A Sassari il Congresso nazionale della Società Italiana di Biologia Sperimentale

Dal 2 al 4 dicembre l’Aula Magna dell’Università di Sassari ospiterà il 92° Congresso della Società Italiana di Biologia Sperimentale (SIBS), che dibatterà un tema di grande attualità e importanza scientifica: “La biologia sperimentale nello spazio e nel tempo. Ricerca e verità scientifica”.

Il Congresso, organizzato dal Dipartimento di Scienze Biomediche e coordinato dalle professoresse Antonella Pantaleo e Margherita Maioli, si aprirà alle 15.00 con una sessione dedicata alla memoria di Proto Pippia, professore di Fisiologia all’Università di Sassari pioniere della Biologia spaziale in Italia e autorevole membro della S.I.B.S. Il Presidente nazionale della S.I.B.S., Prof. Massimo Cocchi, inaugurerà i lavori con un intervento dedicato all’amico e collega Proto Pippia, ricordandone l’elegante riservatezza di uomo e l’alto impegno di scienziato nel progresso della conoscenza scientifica nella biologia spaziale. Un premio, dedicato al ricordo del Prof. Proto Pippia, andrà ai giovani ricercatori selezionati per il migliore poster e la migliore comunicazione orale. Durante il Congresso, sarà annunciata la formazione del nuovo Consiglio Direttivo nel quale la Prof.ssa Antonella Pantaleo ricoprirà l’incarico di Vice Presidente.

Il Congresso, che prevede numerosi partecipanti dall’Italia e dall’estero, si articola in cinque grandi temi: Biologia in ambienti estremi; Nutrizione e salute umana; Biologia, Genetica e Farmacologia; Medicina e Scienza Traslazionale; La biologia nel tempo (https://www.sibsperimentale.it/92-convegno-sibs-sassari/).

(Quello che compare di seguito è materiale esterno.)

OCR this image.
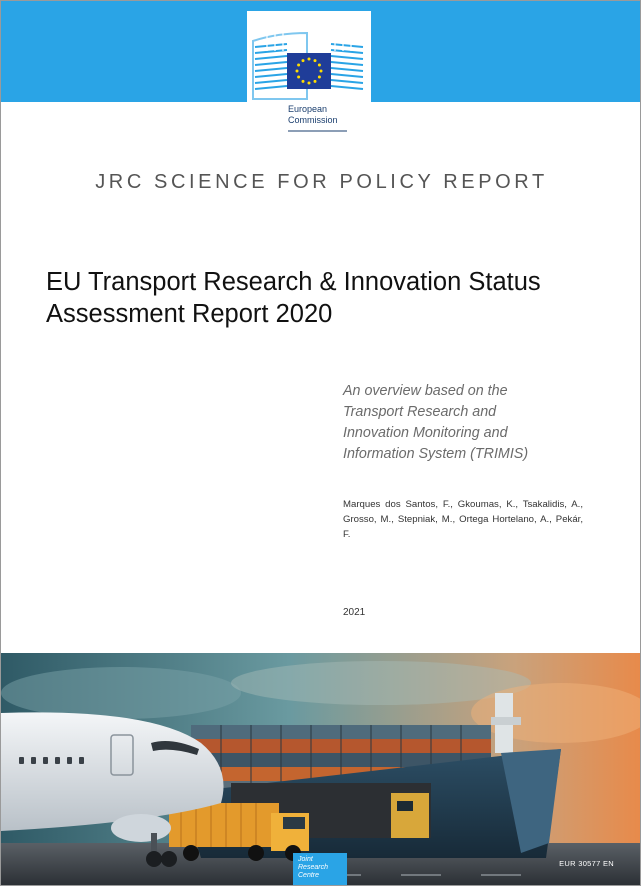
European
Commission
JRC SCIENCE FOR POLICY REPORT
EU Transport Research & Innovation Status
Assessment Report 2020
An overview based on the
Transport Research and
Innovation Monitoring and
Information System (TRIMIS)
Marques dos Santos, F., Gkoumas, K., Tsakalidis, A., Grosso, M., Stepniak, M., Ortega Hortelano, A., Pekár, F.
2021
Joint
Research
Centre
EUR 30577 EN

Agli studenti e alle studentesse di Scienze Biologiche e di Scienze dell’Alimentazione, salute e benessere dell’uomo che parteciperanno saranno attribuiti 0,5 CFU a giornata.

La S.I.B.S. è stata costituita nel 1925 ed è la più antica società scientifica italiana con la vocazione di riunire in modo trasversale ricercatori di discipline biologiche per la possibilità di un confronto fra differenti campi della ricerca biomedica sperimentale. Va sottolineato questo aspetto culturale, come patrimonio imprescindibile della S.I.B.S. in un momento in cui le discipline scientifiche tendono ad essere sempre più specialistiche. La Società è organizzata in Sezioni locali attive in vari Atenei italiani che offrono a tanti giovani ricercatori la possibilità di comunicare i loro lavori nel confronto serrato con i colleghi.

PROTO PIPPIA
Proto Pippia, laureato in Scienze Biologiche all’Università di Sassari nel 1970, è diventato Professore Ordinario di Fisiologia generale nel 2007. E’ stato Vicepreside della ex Facoltà di Scienze Matematiche, Fisiche e Naturali dal 2010 al 2012. A partire dagli anni ’90, le sue ricerche si sono indirizzate verso la Fisiologia micro gravitazionale e la Biologia Spaziale, specialità in cui si è distinto come grande esperto a livello nazionale e internazionale. Tra le missioni spaziali che hanno ricevuto un contributo di alto valore scientifico da parte del Prof. Proto Pippia, si ricorda, in particolare, Maser 12 (febbraio 2012) per la quale ha organizzato l’esperimento STIM (Signal Transduction in Human T Cells in microgravity: expression and function of chemokines, cytokines and their receptors, epigenetic alterations). L’effetto delle radiazioni cosmiche sui linfociti T umani e sui processi immunitari, nell’importanza che questi fenomeni rivestono nella vita dell’uomo, era diventato il suo interesse principale.